Looking back at their cooperation, Dr. Sri Adiningsih, the co- founder of the Asia Pacific Studies at the Gadjah Mada university, said that the ASEAN+1, +3 and +6 have greatly complemented the ASEAN economies and respective dialogue partners. "China has been acting as the axis of economy in East Asia (and)would be the backbone of the world's economy ..so it is very important to make ASEAN get along with China in attaining growth in the eve of global economy awakening."
The China-ASEAN's FTA, the largest of its kind embracing developing countries, boasts a combined GDP of nearly six trillion U.S. dollars and a trade volume of 4.5 trillion U.S. dollars. The FTA enabled bilateral trade volume to reach 292.8 billion U.S. dollars in 2010, in sharp contrast to the less than 8 billion U.S. dollars trade in 1990.
In the first 10 months of this year, the figure stood at 295.9 billion U.S. dollars. China became the largest trade partner for ASEAN and ASEAN, the third largest partner of China.
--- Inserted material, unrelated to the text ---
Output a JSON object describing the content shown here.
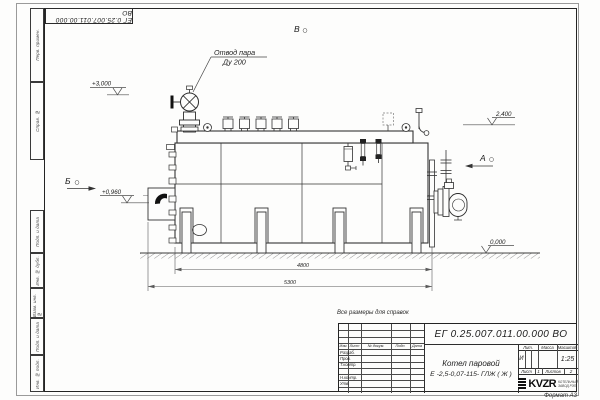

According to Adiningsih, Indonesian consumers can now buy Chinese products at affordable prices, complete the utensils in their houses with electronics and household products from China. Indonesian raw materials and natural resource-commodity producers were also enjoying robust business from the FTA.
But she also cautioned the Indonesia small-and-medium sized enterprises to improve efficiency and competitiveness, otherwise they will not be "growing side by side with China."
Addressing the similar concerns, Chinese Premier Wen Jiabao said before his Malaysia and Indonesia trip in April that China and ASEAN should constantly improve this arrangement in the light of actual circumstances, accommodate the interests of small- and medium-sized enterprises, and work together to ensure that the FTA will contribute to the economic development of all sides.
Christine Susanna Tjhin, a researcher at Centre for Strategic & International Studies (CSIS), said that there were good prospects for ASEAN products to enter the "lucrative market" of China, though not an easy task. She added that there is a need for China to invest more in ASEAN manufacturing industries, rather than just infrastructure.
Apart from the fruitful economic ties, China and ASEAN also forged ahead in politics and security. China was the first country outside ASEAN to sign the ASEAN Treaty of Amity and Cooperation, to establish the strategic partnership for peace and prosperity, to discuss FTA with ASEAN and the first to back the Southeast Nuclear-Weapon-Free Zone Treaty.
With the worsening European debt crisis and mounting debt load weighing on the U.S. Economy, the U.S. and Russia joining the East Asia Summit for the first time, China and ASEAN face new international and regional landscape to develop their relations.
Bank of China President Li Lihui said earlier that China and ASEAN should promote cross-border yuan settlement, reducing exchange rate risk and boosting trade and investment in ASEAN, which was one of the first overseas trials of cross-border trade settlement in yuan since July 2009.
"We are witnessing improved relations between ASEAN and China against the new external backdrop," Tjhin said, adding "the fact that China acknowledges ASEAN centrality in regional institutional building is a respectable move. A more institutionalized dialogue between ASEAN and China is the key to fortify ties."
ASEAN and China continued to enhance their close and strategic partnership through regular dialogue and consultations, such as ASEAN-China Summit, ASEAN-China Ministerial Meeting. ASEAN-China Senior Officials Consultations, and other related meetings on bilateral, regional and global issues of common interests and concerns. China supports ASEAN's role as the driving force of the regional processes initiated by ASEAN such as ASEAN Plus Three ( APT), ASEAN Regional Forum (ARF), ASEAN Defence Ministers' Meeting Plus (ADMM-Plus) and East Asia Summit (EAS).
China is the first dialogue partner of ASEAN to accede to the Treaty of Amity and Cooperation (TAC) in Southeast Asia at the 7th ASEAN-China Summit in October 2003 in Bali, Indonesia.